24 Haziran 2009 Çarşamba

eğik


istanbul'da herkes koşar. kimi iş peşinde, kimi karı kız peşinde, kimi koca kafasını ona buna takma peşinde, kimi eğlence, kimi egosunu tatmin etme peşinde...

istanbul'da herkes koşuyor. ben yürüyorum.

yavaşça kitaplar, manzaralar, insanlar, taşlar, ağaçlar geçiyorum...

durmaksızın yürüyüp derliyorum, topluyorum. çimenlerin yeşerdiği not defterime eski bir binanın cephesini çiziyorum yada tanıklık ettiğim bir hikayeyi unutulmadan not ediyorum.
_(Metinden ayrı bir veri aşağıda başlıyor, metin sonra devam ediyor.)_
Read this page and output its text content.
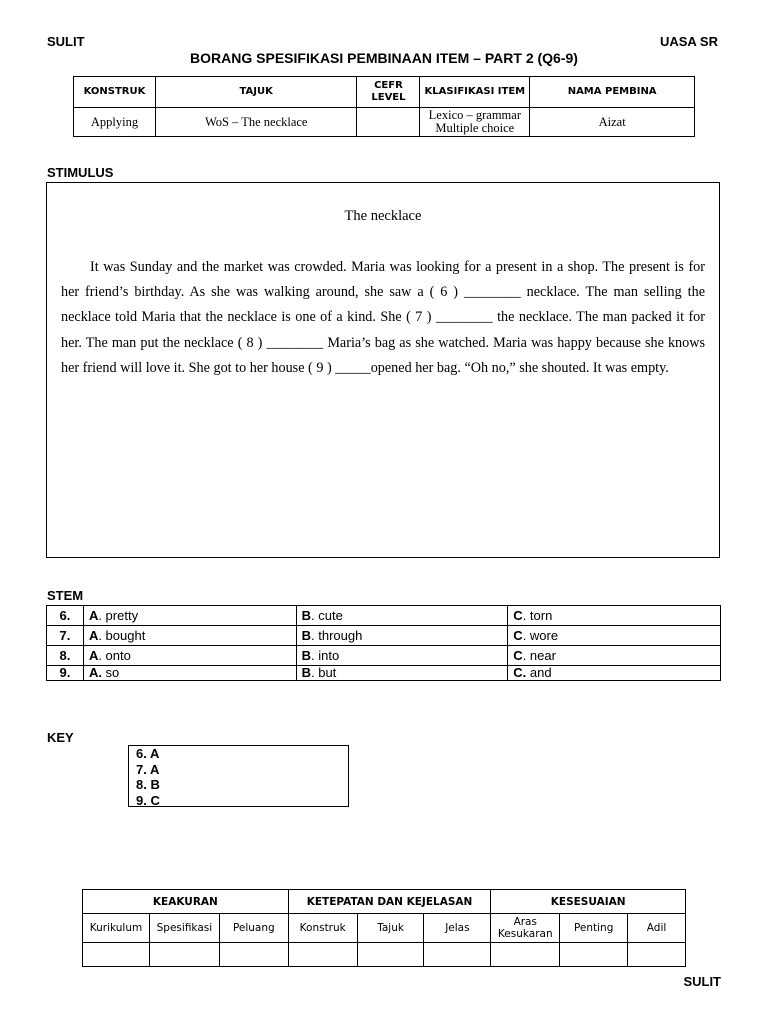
SULIT	UASA SR
BORANG SPESIFIKASI PEMBINAAN ITEM – PART 2 (Q6-9)
KONSTRUK	TAJUK	CEFR LEVEL	KLASIFIKASI ITEM	NAMA PEMBINA
Applying	WoS – The necklace		Lexico – grammar Multiple choice	Aizat
STIMULUS
The necklace

It was Sunday and the market was crowded. Maria was looking for a present in a shop. The present is for her friend’s birthday. As she was walking around, she saw a ( 6 ) ________ necklace. The man selling the necklace told Maria that the necklace is one of a kind. She ( 7 ) ________ the necklace. The man packed it for her. The man put the necklace ( 8 ) ________ Maria’s bag as she watched. Maria was happy because she knows her friend will love it. She got to her house ( 9 ) _____opened her bag. “Oh no,” she shouted. It was empty.

STEM
6.	A. pretty	B. cute	C. torn
7.	A. bought	B. through	C. wore
8.	A. onto	B. into	C. near
9.	A. so	B. but	C. and
KEY
6. A
7. A
8. B
9. C
KEAKURAN			KETEPATAN DAN KEJELASAN			KESESUAIAN		
Kurikulum	Spesifikasi	Peluang	Konstruk	Tajuk	Jelas	Aras Kesukaran	Penting	Adil

SULIT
yürümeye başladığımda yollar beni dolaştırıyorlar. ben yollara, yollar bana dolaşıyorlar.
her dolaşıklık yeni çözümler getiriyor aklıma. karşıdan durmadan bambaşka insanlar geliyorlar.
gözlerine bakıp düşünüyorum;
seni tanıyorum aslında. seni de ve seni de...

yüksek topuklar çıkıp, ego kostümleri askıya asılıp, kıskançlık makyajı silindiğinde insanlarda gördüğün, aynadaki kendinden daha yabancı biri olmuyor. ama bizler aynaya ne kadar sık ve poz vermeden bakıyoruz ki?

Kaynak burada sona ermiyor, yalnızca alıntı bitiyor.